Exposure to China’s problems at the behemoth Wall Street banks is multi-faceted. These banks provide margin loans (prime brokerage services) to hedge funds with billions of dollars in exposure to global markets. Wall Street banks are also on the hook for loans to developing countries and corporations in those countries whose U.S. Dollar-denominated debt owed to the banks is expanding exponentially as the U.S. Dollar grows in value against their local currency. China’s continued devaluation of its own currency, to keep its exports competitive against those of developing countries, is exasperating this problem, leading to what looks like currency wars to economic observers.

Another concern is that there may be Wall Street bank exposure that is completely off the radar screen. As we previously reported:

“In February, Rolling Stone’s Spencer Woodman reported that a number of big Wall Street names like JPMorgan, Citigroup, UBS, and Merrill Lynch (the investment bank and stock brokerage arm of Bank of America) were underwriting bonds for real estate firms in China that were involved in forced evictions and relocations of Chinese residents in order to build large development projects. Woodman references a 2012 Amnesty International report which found that some forced evictions ‘resulted in deaths, beatings, harassment and imprisonment of residents who have been forced from their homes across the country in both rural and urban areas.’ ”

Another question is just how dependent the U.S. housing market has become on China. If things get bad enough in China, the government could decide to restrict capital from leaving the country.

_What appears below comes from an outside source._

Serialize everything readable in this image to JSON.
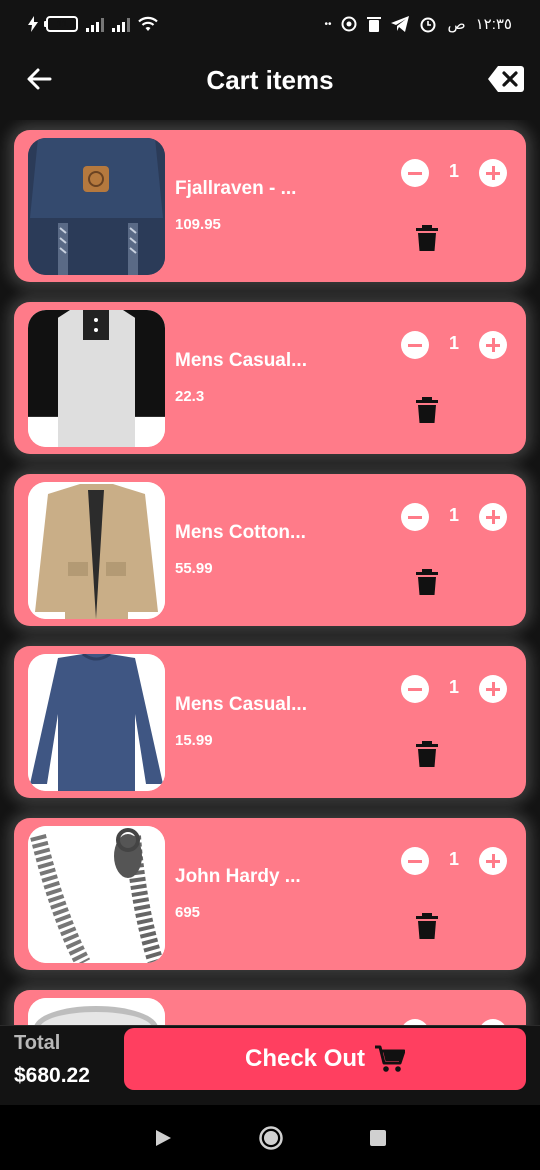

According to the National Association of Realtors, Chinese buyers spent $28.6 billion in a 12-month period ending in March of last year in the U.S. housing market. That made China the largest foreign buyer for the first time, eclipsing Canada which invested just $11.2 billion. The majority of the purchases were single family homes and condos with concentrations in cities such as New York, San Francisco, Los Angeles, and Miami.

Then there is the worry of exactly how confident we should be in the audited financial statements of China-based companies that are trading in our markets. As we reported in detail on January 27, 2014, there are lots of reasons to worry about this issue.